東京オリンピック(五輪)・パラリンピック組織委員会は22日、東京・中央区の組織委オフィス(晴海トリトンスクエア)に勤務する30代の男性職員が新型コロナウイルスに感染したと発表した。組織委で感染者が確認されたのは初めて。前日21日夕に陽性反応が出た。軽症で現在は自宅療養しているという。
組織委によると、当該職員の最終出勤日は16日。

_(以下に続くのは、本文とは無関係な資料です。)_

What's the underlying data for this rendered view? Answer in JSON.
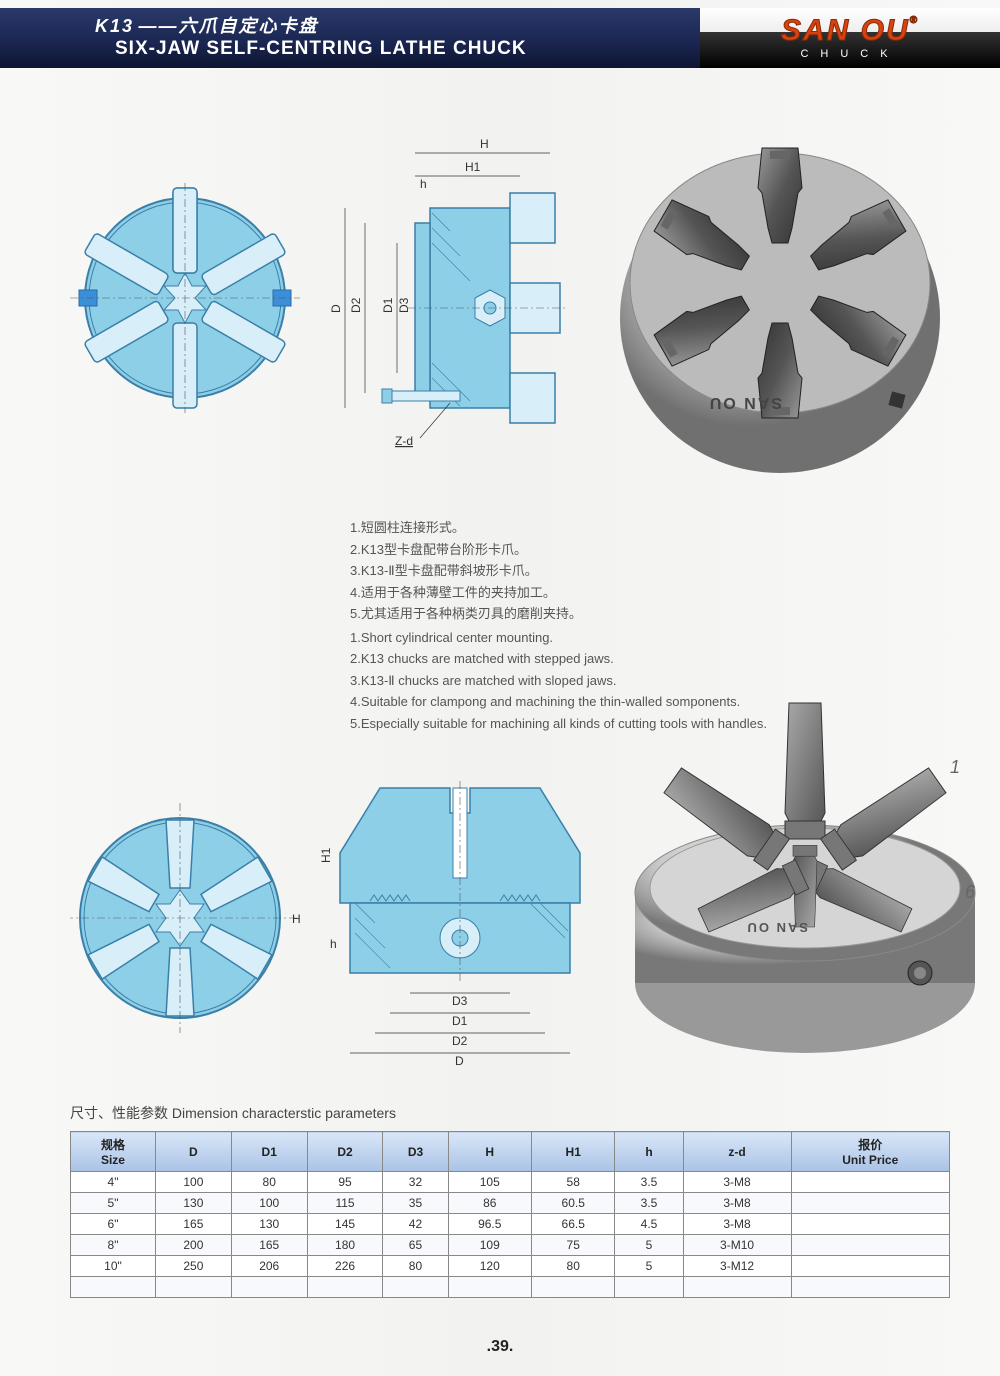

17日午後から倦怠(けんたい)感があり、18日に嗅覚に違和感を感じたため保健所に相談。20日にPCR検査を受けた。体温は36・5度と平熱だったが、せきが少し出たという。勤務シフトは出社とテレワークの半々で、発症2週間前に接触のあった数名を自宅待機としたが、ほかに体調不良を訴える職員はいない。勤務フロアは閉鎖して消毒する。当該職員は、森会長や武藤事務総長らが執務する棟とは別の棟が職場だったため役員との接触はなかった。
組織委は東京都や国、民間企業などからの出向者を中心に現在3803人で構成されている。1月に感染症対策の専門医師を招き、2月4日に新型コロナ対策本部を設置。政府の緊急事態宣言を受け、今月から9割以上の職員を在宅勤務とするなど感染症予防には力を入れていた。同じビルに入居する民間企業では既に感染例が出ていたが、3月27日が最終出勤日だった。